Nel 2014 State Grid International Europe ha acquistato il 35% del capitale sociale Cdp Reti, controllata di Cassa Depositi e Prestiti, per più di 2 miliardi di euro. L’investimento, concluso nel 2014 quando a capo del governo italiano c’era Matteo Renzi, attirò le critiche di molti addetti ai lavori (anche dall’estero) non solo per il prezzo al di sotto della media del mercato ma anche per la minoranza di blocco che di fatto veniva consegnata ai cinesi in Cdp Reti, una holding strategica che controlla tre infrastrutture energetiche critiche del Paese, Snam, Terna e Italgas. Fece in particolare discutere la mancata applicazione del cosiddetto golden power del governo a causa dell’assenza di un decreto attuativo che venne firmato da Renzi solo in un secondo momento.

IL MONITO PER ROMA

A distanza di cinque anni l’inchiesta della Cnn nelle Filippine rivela il modus operandi del socio cinese di Cdp Reti, volto a un controllo dell’infrastruttura strategica che va ben oltre quello concesso dall’investimento nel capitale. Un campanello d’allarme che dovrebbe risuonare in Italia, dove fino a pochi giorni fa si discuteva di una possibile cessione di un’infrastruttura cruciale come l’Ilva ai cinesi di British Steel.

LO ZAMPINO DI HUAWEI

L’Italia è doppiamente chiamata in causa perché un’azienda con cui l’attuale governo intrattiene solidi rapporti istituzionali, la cinese Huawei, leader mondiale nel settore It accusata dagli Stati Uniti di spionaggio industriale, è la co-protagonista dello scandalo scoppiato nelle Filippine.

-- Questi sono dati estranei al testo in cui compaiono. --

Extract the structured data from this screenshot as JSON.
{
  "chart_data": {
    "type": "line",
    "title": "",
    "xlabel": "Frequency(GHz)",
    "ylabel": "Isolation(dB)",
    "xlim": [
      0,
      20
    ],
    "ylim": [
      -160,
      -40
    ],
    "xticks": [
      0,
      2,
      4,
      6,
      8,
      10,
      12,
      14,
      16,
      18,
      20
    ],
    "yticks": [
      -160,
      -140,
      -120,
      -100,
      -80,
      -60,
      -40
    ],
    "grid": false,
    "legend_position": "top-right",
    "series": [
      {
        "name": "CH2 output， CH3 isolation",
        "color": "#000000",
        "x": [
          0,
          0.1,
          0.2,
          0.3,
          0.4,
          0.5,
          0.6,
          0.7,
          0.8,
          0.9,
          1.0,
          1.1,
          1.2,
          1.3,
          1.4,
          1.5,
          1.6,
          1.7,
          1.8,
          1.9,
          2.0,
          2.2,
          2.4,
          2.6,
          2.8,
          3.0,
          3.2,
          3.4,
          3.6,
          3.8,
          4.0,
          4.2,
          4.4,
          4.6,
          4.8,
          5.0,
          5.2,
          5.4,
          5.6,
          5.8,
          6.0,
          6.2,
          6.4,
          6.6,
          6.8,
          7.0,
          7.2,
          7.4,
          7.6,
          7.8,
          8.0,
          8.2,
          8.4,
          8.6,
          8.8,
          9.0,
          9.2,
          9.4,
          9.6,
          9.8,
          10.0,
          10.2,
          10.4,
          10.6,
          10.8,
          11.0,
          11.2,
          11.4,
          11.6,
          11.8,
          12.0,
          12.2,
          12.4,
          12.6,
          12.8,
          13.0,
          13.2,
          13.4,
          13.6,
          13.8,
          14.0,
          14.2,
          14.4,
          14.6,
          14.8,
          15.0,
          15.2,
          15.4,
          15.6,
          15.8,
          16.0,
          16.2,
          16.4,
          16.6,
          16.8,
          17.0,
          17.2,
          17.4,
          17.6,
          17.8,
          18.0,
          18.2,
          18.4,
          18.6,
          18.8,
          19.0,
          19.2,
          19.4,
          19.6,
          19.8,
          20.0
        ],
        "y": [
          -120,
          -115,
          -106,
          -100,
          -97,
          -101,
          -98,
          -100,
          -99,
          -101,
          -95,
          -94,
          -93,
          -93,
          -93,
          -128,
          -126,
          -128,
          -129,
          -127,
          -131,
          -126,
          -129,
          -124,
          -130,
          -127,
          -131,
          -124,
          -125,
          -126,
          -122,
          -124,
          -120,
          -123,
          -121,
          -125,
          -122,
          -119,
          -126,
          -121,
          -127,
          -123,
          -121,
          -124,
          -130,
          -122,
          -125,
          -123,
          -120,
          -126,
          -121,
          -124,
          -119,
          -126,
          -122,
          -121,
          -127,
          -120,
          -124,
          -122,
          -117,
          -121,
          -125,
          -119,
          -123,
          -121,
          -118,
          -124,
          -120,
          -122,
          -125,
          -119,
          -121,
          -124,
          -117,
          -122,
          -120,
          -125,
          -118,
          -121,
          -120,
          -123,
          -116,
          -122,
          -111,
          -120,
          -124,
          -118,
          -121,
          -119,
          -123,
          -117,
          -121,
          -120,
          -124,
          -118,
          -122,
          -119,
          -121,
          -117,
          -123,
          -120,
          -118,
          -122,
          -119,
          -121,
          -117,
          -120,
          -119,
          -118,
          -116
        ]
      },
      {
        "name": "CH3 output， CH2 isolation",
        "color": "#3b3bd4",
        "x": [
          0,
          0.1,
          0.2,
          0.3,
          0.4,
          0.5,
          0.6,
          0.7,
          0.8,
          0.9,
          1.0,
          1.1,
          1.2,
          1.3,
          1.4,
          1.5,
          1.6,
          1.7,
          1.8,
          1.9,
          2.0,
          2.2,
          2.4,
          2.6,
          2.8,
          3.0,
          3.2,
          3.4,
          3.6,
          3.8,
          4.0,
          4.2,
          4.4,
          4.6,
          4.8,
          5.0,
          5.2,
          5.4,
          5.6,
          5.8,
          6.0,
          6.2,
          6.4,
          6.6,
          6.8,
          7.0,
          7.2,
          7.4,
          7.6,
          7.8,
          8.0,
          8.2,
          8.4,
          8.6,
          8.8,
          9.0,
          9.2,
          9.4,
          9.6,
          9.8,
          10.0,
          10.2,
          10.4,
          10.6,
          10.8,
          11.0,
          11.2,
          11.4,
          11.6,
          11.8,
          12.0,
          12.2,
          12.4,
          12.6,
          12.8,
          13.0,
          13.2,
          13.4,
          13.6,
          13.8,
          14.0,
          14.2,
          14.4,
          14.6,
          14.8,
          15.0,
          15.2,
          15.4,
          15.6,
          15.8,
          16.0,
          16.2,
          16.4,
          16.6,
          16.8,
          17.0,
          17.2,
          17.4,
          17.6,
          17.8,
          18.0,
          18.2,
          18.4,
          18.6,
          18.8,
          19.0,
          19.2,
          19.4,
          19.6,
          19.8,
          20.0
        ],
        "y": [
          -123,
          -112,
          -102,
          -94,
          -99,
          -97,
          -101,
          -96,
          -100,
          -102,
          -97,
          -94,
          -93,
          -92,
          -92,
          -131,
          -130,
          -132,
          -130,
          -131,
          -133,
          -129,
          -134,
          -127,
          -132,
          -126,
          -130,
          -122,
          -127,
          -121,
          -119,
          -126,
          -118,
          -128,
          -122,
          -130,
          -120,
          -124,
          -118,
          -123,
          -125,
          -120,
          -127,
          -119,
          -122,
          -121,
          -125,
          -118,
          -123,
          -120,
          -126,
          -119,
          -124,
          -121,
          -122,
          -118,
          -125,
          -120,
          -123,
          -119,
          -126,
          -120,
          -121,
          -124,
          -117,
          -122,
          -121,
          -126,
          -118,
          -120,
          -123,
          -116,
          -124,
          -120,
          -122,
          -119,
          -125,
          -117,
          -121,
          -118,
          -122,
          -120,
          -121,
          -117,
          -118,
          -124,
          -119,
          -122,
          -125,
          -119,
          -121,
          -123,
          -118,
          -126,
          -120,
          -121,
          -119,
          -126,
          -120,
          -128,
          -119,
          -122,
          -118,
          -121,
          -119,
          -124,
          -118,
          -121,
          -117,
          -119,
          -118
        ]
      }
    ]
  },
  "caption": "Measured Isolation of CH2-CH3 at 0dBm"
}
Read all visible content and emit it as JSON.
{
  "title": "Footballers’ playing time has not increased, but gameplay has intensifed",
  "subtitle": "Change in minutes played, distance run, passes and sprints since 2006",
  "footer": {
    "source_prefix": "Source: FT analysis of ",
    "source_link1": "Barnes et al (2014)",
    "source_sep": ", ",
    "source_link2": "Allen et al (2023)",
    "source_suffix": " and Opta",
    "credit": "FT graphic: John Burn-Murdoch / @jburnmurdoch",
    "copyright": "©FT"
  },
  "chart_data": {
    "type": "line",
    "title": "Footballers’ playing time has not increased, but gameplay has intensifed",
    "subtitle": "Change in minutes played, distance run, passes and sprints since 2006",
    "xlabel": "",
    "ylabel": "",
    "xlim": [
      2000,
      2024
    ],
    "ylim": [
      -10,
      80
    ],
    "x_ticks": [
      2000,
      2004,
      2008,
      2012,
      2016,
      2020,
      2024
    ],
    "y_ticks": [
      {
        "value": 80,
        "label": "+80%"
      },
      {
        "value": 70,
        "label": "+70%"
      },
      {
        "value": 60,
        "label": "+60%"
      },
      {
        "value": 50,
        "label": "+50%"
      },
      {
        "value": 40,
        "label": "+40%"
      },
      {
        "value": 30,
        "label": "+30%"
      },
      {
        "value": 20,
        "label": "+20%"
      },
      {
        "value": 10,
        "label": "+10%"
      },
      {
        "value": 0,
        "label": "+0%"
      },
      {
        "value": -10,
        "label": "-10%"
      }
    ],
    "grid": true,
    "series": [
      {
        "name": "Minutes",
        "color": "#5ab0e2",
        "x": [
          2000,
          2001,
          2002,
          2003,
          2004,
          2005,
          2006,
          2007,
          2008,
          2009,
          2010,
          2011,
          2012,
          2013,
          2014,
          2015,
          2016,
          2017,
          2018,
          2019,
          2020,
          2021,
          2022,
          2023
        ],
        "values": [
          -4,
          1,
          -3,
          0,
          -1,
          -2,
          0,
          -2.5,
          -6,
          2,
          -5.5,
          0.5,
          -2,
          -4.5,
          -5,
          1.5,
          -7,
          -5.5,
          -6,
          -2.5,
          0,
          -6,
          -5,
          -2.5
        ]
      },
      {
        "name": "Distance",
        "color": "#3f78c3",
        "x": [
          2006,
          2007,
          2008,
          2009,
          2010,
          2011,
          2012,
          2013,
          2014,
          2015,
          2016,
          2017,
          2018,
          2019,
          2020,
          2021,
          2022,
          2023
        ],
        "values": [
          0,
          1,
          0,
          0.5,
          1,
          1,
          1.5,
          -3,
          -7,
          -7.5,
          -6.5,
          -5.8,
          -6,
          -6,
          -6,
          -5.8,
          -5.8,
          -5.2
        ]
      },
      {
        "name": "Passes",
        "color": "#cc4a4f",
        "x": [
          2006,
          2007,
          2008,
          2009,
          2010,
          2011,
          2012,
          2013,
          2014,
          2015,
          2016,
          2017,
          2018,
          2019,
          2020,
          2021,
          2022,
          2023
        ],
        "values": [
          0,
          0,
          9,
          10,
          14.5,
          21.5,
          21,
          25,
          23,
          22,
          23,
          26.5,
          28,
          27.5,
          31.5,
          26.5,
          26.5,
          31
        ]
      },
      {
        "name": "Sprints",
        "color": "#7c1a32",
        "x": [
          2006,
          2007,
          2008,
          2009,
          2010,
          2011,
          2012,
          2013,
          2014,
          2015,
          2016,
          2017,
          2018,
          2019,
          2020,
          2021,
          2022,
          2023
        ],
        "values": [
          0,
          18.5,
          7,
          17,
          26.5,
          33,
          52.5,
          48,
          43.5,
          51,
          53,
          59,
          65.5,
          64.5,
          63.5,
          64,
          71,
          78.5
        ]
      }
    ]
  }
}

Secondo il report rivelato dalla Cnn, da quando ha acquisito una parte della rete la cinese State Grid ha progressivamente sostituito la tecnologia installata con prodotti di Huawei. La sua tecnologia presente nella rete filippina è “completamente proprietaria”, ovvero può essere manutenuta solamente da ingegneri cinesi. Alcuni dei manuali di istruzioni, in aperta violazione della legge, sono interamente in lingua cinese.

In mano a Huawei, in particolare, è la gestione del sistema Scada (Supervisory control and Data Acquisition) che permette di monitorare sottostazioni e altre componenti critiche come i trasformatori. “Nessuno degli ingegneri locali è addestrato o abilitato ad utilizzare il sistema”. L’invito finale del rapporto al governo di Rodrigo Duterte è di riappropriarsi del controllo e della supervisione delle infrastrutture critiche nazionali nel settore energetico.

PECHINO NEGA

La rivelazione della Cnn sulla rete energetica nazionale delle Filippine ha dato il via a una serie di opposte reazioni. Netta la smentita del ministero degli Esteri cinese, cui si è accodata Huawei, che dichiara di essersi “sempre strettamente attenuta a tutte le leggi e regolamenti applicabili”. Il dibattito ha preso piede nel Parlamento filippino, con più di un senatore dell’opposizione a chiedere un’inchiesta indipendente sul caso sollevato.

LE RAGIONI (GEO)POLITICHE DELL’AFFARE

Nessuna dichiarazione ufficiale, per il momento, da parte del governo, che si mantiene prudente. Non è un mistero che l’esecutivo di Duterte goda di buoni rapporti con il governo cinese. Il feeling diplomatico è nato all’indomani di una lunga diatriba territoriale nel Mar Cinese Meridionale con oggetto una serie di arcipelaghi rivendicati da entrambe le fazioni. Nonostante il Tribunale internazionale penale dell’Aja abbia riconosciuto ragione alle Filippine con una sentenza nel 2016, il presidente Xi si è sempre rifiutato di rinunciare alla sovranità sulle isole contese.